XAVIER DID NOT crawl into bed; he sat down at his desk. Picking up a pencil, he drew a picture of the mother standing in the kitchen with her pajama pants down around her ankles, feeling life flowing through her. But because the drawing didn’t please him, he crumpled it up and threw it away.

Then he started in on a letter to Awromele. He wrote that his mother had planned to poison him when he was a baby, but that she had changed her mind at the last minute. There was no use denying it, he was proud of it. Other parents had never even thought about poisoning their babies. It was a badge of honor.

Xavier was the baby she hadn’t poisoned. That baby he had been, that baby he would remain. After a while, Xavier went to the bathroom to look at his face, his hair, his chest. So this was what people looked like who had sidestepped their fate. Fascinating. There was fate, there was the baby, and there he stood now, the product of those two. The fate that had been sidestepped. Someone had outsmarted it.

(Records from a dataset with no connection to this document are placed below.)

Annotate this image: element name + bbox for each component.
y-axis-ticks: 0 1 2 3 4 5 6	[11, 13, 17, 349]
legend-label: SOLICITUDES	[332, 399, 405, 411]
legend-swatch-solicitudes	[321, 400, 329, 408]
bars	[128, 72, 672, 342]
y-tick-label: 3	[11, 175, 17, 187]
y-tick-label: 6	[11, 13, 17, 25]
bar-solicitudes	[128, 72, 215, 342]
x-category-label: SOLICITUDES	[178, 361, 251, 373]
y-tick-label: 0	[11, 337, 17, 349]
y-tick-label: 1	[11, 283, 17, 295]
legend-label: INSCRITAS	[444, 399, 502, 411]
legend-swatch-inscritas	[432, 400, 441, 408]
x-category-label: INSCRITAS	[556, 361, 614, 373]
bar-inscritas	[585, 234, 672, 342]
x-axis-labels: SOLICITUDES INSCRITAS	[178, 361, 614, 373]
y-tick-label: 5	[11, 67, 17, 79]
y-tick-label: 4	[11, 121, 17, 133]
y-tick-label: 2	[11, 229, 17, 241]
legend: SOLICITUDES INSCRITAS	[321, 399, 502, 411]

Remarkably enough, it also felt like a loss to him, because now he would never know what it was like to lie dead in his mother’s arms. He had a sneaking suspicion that his mother would have loved him more as a dead baby than she would have loved anyone else. That she would have felt so much love for the dead baby in her arms, who now, at last, was no longer bothered by stomach cramps, that that love would have been enough for the whole world. That was the love Xavier had missed out on because he had gone on living.

Saddened by these thoughts, Xavier went back to his room. There was no sense in bemoaning that life anymore — it was over. The milk had been poured down the toilet, the rat poison had been flushed away and disappeared into the sewer, there was nothing to do about it.

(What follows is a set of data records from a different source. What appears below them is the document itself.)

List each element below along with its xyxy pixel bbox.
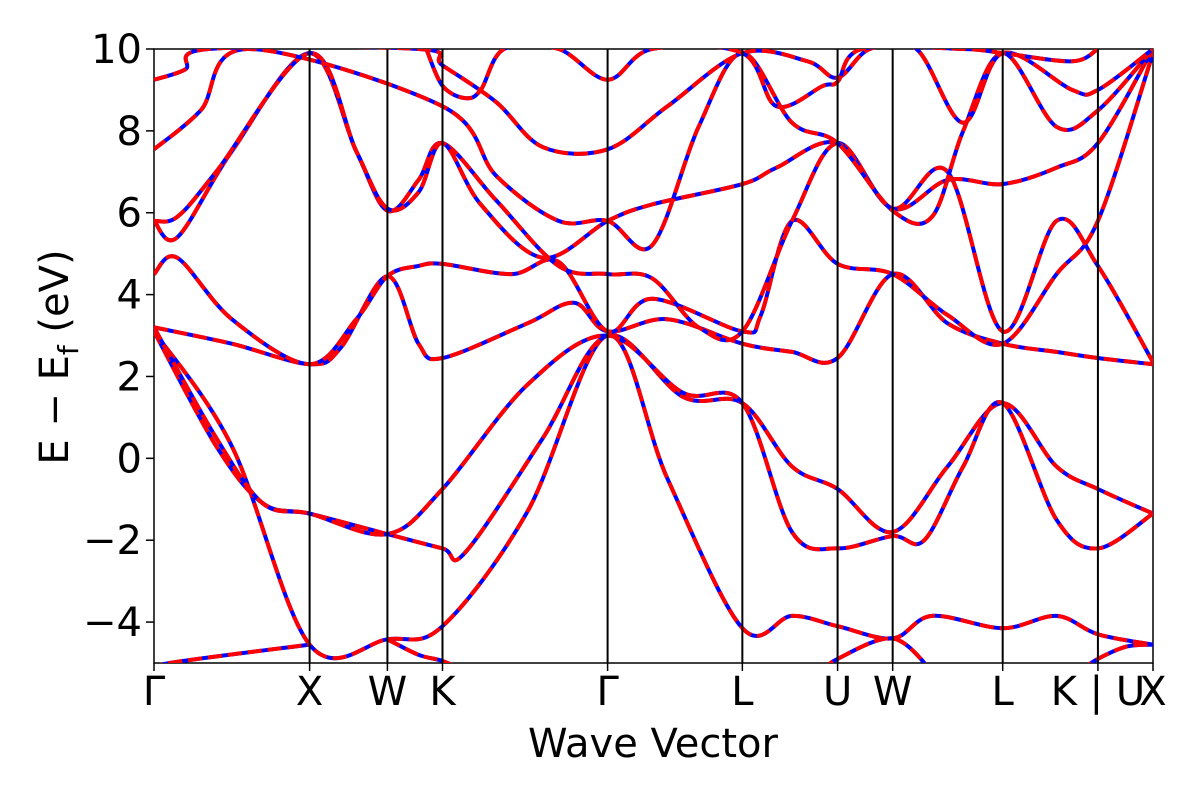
y-tick-label: 0 [117, 436, 142, 482]
y-axis-label-subscript: f [52, 344, 85, 355]
y-axis: −4 −2 0 2 4 6 8 10 [83, 27, 154, 646]
band-9-overlay-line [424, 49, 1099, 110]
y-axis-label: E − Ef (eV) [32, 249, 85, 464]
x-tick-label: L [992, 669, 1015, 715]
band-10-reference-line [159, 642, 310, 663]
x-tick-label: Γ [596, 669, 619, 715]
band-10-overlay-line [159, 642, 310, 663]
band-6-overlay-line [154, 49, 1153, 260]
y-tick-label: 8 [117, 109, 142, 155]
x-tick-label: K [429, 669, 457, 715]
band-12-overlay-line [827, 636, 928, 663]
x-tick-label: U [823, 669, 852, 715]
y-tick-label: −4 [83, 600, 142, 646]
y-axis-label-unit: (eV) [32, 249, 78, 345]
y-tick-label: 6 [117, 191, 142, 237]
band-13-overlay-line [1087, 642, 1153, 663]
x-tick-label: L [731, 669, 754, 715]
x-tick-label: K | U [1051, 669, 1145, 715]
x-axis-label: Wave Vector [528, 721, 779, 767]
x-tick-label: X [1139, 669, 1166, 715]
x-tick-label: W [873, 669, 913, 715]
band-11-overlay-line [386, 637, 453, 663]
kpoint-lines [308, 49, 1099, 663]
y-axis-label-main: E − E [32, 355, 78, 465]
x-tick-label: X [296, 669, 323, 715]
x-tick-label: W [368, 669, 408, 715]
y-tick-label: 2 [117, 354, 142, 400]
y-tick-label: 10 [91, 27, 142, 73]
band-5-overlay-line [154, 51, 1153, 364]
x-tick-label: Γ [143, 669, 166, 715]
y-tick-label: −2 [83, 518, 142, 564]
band-0-overlay-line [154, 330, 1153, 661]
y-tick-label: 4 [117, 273, 142, 319]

He wrote to Awromele and asked him to meet him next Thursday at two o’clock, on the Mittlere Rheinbrücke.

When you had almost drunk rat poison as a baby, you could toss your pride to the wind. Pride no longer mattered anymore. Xavier had to talk to Awromele, he needed to see him.

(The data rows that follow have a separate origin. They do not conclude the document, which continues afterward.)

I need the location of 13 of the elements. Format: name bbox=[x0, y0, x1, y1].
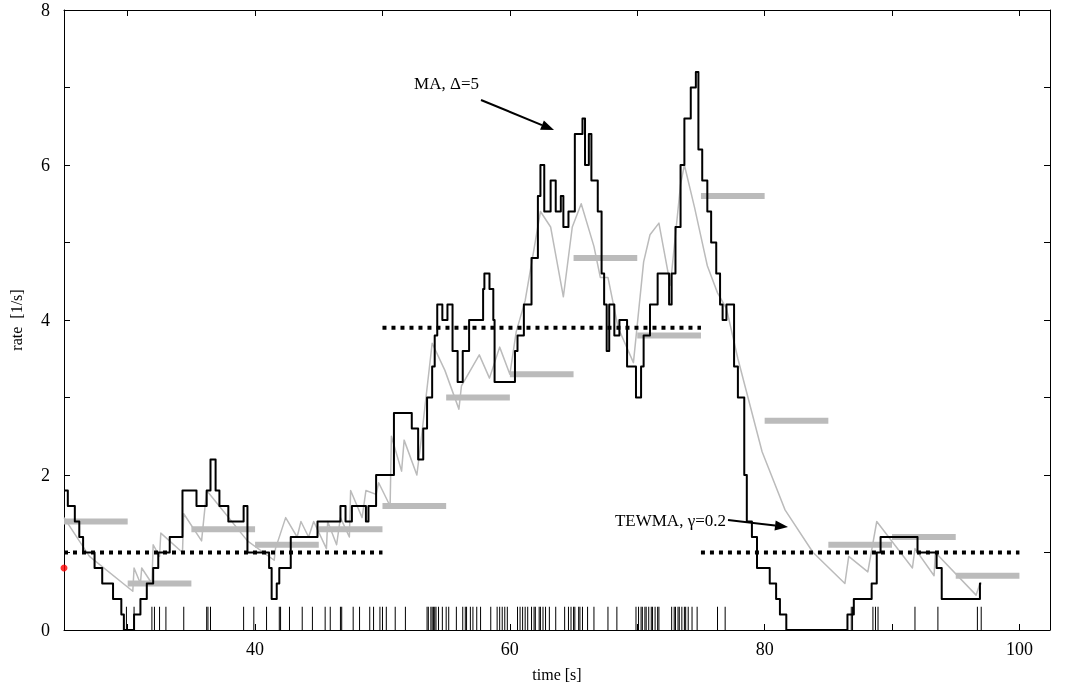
x-tick-label: 40 bbox=[246, 639, 265, 659]
y-tick-label: 4 bbox=[41, 310, 50, 330]
x-tick-label: 80 bbox=[755, 639, 774, 659]
x-tick-label: 60 bbox=[500, 639, 519, 659]
x-axis-title: time [s] bbox=[532, 665, 582, 683]
annotation: MA, Δ=5 bbox=[414, 73, 479, 93]
y-axis-title: rate [1/s] bbox=[7, 289, 25, 351]
y-tick-label: 0 bbox=[41, 620, 50, 640]
x-tick-label: 100 bbox=[1005, 639, 1033, 659]
y-tick-label: 2 bbox=[41, 465, 50, 485]
annotation: TEWMA, γ=0.2 bbox=[614, 510, 726, 530]
y-tick-label: 8 bbox=[41, 0, 50, 20]
y-tick-label: 6 bbox=[41, 155, 50, 175]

Downstairs, in the kitchen, the mother was scrubbing the spots out of her pajama pants. She wondered whether maybe she should poison her boyfriend, but smiled at the thought. It had been such a long time since she’d tried to poison anyone. It seemed like so long ago that she had mixed the poison into the warm milk. She had been a rather good-looking woman, even after the baby was born. The day she had decided to kill her baby, she had spent an hour and a half at the hairdresser’s.

She laughed out loud, and the sound of her laughter did not startle her. For just a moment, she experienced real pleasure.

Upstairs, Xavier closed his letter to Awromele with the words: “I need you.”

“I need you.” he wrote one more time, just to be sure. And then again: “I need you!” With an exclamation point. But when he looked at his letter again, that final exclamation point seemed only to stress the impotence of his need.

IN THE PRISON, the guards found Mr. Schwartz’s body. They cursed under their breath. Suicides were such an inconvenience.